Known as “The Empress of Gulf Coast Soul,” Lynn traveled the nation backing up big names such as Smokey Robinson, Jackie Wilson and Ike and Tina Turner. She was recognized by the NEA for her musical talents as well as her writing skills.
”I’ve been singing since I was a very young girl,” Lynn said. “I am a singer, a songwriter and a left-handed guitarist. I started writing songs from an early age. I would write the words then set them to music.”
She started her career writing and performing her songs, but she made a name for herself in her small community of Beaumont when the great R&B acts would come to town. Once they heard her play, she was added to the tour and for decades backed singers such as Marvin Gaye and Patti LaBelle.

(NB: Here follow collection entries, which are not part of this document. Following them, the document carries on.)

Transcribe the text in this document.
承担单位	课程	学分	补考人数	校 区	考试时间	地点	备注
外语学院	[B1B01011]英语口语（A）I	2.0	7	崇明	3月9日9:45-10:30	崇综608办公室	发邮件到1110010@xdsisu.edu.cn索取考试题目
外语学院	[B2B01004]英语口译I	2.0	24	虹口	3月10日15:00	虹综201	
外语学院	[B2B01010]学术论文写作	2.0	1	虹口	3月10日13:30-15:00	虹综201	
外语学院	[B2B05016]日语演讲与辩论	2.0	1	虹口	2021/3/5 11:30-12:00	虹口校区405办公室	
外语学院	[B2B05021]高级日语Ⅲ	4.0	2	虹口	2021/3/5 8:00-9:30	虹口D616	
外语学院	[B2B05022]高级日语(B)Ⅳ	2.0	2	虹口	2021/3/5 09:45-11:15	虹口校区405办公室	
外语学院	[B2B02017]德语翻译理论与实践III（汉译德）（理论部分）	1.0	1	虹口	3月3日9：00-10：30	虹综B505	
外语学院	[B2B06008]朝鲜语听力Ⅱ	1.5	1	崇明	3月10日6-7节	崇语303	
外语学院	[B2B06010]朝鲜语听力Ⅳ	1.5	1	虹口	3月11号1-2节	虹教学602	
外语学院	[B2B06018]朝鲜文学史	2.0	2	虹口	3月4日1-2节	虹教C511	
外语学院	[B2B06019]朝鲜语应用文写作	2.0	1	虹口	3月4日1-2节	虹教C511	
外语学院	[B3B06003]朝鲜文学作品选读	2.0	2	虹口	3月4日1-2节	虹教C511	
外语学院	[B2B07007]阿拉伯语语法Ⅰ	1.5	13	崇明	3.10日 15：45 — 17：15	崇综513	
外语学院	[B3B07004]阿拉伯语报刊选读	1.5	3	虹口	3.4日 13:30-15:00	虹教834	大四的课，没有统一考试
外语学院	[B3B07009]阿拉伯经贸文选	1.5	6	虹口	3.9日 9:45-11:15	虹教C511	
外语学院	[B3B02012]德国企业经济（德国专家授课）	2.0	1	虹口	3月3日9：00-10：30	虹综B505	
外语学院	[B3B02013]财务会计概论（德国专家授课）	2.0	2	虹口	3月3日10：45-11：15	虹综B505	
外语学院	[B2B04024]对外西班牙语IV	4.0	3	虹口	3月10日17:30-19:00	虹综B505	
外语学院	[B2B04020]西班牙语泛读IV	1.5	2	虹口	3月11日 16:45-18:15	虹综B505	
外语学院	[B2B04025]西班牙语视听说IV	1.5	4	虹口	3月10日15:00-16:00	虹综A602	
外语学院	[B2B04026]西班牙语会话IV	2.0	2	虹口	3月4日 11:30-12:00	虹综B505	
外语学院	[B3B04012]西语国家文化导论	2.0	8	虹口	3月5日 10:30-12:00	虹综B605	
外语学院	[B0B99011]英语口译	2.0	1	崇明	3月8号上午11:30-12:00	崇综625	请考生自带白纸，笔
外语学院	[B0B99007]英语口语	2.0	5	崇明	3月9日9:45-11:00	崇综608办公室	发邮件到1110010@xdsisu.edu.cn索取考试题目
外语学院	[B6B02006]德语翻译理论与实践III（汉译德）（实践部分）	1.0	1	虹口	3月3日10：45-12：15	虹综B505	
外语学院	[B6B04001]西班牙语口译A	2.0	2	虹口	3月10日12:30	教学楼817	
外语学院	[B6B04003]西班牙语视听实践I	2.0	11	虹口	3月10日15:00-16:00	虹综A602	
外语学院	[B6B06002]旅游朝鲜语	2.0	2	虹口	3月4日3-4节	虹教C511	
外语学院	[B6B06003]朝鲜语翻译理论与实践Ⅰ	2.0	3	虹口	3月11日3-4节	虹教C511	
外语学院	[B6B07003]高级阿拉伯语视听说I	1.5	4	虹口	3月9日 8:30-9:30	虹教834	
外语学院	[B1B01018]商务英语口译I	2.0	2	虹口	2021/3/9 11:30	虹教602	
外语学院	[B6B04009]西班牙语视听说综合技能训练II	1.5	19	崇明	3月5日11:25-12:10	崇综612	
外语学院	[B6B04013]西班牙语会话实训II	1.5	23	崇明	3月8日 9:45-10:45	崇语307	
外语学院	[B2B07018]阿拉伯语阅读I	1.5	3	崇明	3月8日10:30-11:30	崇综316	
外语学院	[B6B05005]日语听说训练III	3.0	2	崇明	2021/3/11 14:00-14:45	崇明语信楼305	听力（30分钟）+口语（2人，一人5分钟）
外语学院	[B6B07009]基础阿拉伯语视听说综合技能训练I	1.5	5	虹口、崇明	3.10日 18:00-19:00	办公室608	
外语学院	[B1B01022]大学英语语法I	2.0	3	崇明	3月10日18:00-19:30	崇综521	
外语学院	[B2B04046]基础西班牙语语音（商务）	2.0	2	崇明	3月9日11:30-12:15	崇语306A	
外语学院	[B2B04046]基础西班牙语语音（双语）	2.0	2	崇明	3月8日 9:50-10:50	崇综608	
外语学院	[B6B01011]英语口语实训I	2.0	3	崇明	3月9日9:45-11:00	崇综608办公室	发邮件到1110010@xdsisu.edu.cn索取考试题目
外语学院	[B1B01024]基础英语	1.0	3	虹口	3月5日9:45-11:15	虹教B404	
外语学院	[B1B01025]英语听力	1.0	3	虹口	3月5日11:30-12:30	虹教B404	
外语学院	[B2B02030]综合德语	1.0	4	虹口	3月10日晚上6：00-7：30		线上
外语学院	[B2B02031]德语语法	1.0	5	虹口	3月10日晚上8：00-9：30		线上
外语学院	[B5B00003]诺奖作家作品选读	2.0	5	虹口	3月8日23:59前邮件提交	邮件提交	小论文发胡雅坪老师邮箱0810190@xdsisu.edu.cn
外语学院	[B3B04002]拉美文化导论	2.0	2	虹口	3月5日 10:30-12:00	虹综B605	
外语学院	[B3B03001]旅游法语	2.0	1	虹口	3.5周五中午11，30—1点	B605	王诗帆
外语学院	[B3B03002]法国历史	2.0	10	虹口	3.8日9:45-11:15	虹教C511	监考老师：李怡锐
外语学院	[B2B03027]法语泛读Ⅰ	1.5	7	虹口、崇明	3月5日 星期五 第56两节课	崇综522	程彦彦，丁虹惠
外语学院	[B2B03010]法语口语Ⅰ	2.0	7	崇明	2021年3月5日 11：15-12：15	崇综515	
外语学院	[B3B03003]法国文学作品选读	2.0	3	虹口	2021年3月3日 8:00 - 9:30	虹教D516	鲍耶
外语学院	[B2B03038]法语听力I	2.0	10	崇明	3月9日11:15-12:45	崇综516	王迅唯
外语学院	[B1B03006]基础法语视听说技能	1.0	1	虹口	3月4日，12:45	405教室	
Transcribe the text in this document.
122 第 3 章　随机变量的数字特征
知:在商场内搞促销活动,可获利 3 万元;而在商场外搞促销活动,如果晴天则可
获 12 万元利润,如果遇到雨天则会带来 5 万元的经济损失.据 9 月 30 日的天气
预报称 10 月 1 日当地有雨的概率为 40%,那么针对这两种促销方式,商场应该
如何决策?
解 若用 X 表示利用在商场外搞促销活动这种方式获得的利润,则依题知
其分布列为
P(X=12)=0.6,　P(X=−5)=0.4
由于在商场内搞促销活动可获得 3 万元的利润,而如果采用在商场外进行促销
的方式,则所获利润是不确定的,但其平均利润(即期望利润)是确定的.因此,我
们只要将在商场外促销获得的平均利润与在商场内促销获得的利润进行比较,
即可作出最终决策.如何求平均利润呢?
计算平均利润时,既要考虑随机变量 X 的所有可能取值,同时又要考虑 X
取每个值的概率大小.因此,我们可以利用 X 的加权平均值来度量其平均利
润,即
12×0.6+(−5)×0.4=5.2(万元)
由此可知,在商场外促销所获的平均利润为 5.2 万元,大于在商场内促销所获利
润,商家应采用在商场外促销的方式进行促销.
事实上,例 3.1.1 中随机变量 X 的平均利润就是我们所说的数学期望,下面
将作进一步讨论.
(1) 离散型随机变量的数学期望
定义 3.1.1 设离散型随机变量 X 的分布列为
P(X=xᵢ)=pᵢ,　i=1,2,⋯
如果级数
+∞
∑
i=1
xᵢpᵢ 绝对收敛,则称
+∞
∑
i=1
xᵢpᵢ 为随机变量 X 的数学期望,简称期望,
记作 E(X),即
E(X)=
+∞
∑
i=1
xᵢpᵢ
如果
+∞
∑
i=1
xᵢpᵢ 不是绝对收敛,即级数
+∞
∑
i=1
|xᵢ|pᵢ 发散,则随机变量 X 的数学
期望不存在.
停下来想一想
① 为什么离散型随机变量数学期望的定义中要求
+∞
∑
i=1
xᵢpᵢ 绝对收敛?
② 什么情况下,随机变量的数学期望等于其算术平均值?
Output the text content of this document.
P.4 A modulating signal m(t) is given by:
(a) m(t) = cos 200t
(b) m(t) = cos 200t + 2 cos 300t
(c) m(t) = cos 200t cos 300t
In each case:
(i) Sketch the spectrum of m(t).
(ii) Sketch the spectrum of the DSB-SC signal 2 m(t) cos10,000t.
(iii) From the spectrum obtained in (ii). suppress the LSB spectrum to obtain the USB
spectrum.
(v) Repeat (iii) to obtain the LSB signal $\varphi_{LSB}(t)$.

”I’ve written quite a few songs, quite a few,” Lynn said. “I would say I have written at least 30 well-known R&B songs. In fact, I covered some Elvis Presley, who influenced me. I even started a girls’ group called Bobbi Lynn and her Idols.”
Also included in the 2018 National Heritage Fellows were costume maker Manuel Cuevas, who started out sewing prom dresses and later dressed music greats such as Johnny Cash and Dolly Parton.
Ofelia Esparza brought her mother’s tradition of altar-making for the Mexican holiday of Dias de las Muertos (Day of the Dead) from Mexico when she relocated to Los Angeles. Like the other honorees, she put her own signature on the altars, which are a familiar site in Southern California, and also brought her children into the craft.
Appalachian fiddler Eddie Bond, Franco-American musicians Don and Cindy Roy, and traditional music and dance advocate Ethel Raim rounded out the honorees.
Raim also received the Bess Lomax Hawes NEA National Heritage Fellowship for her contribution to the preservation and awareness of cultural heritage.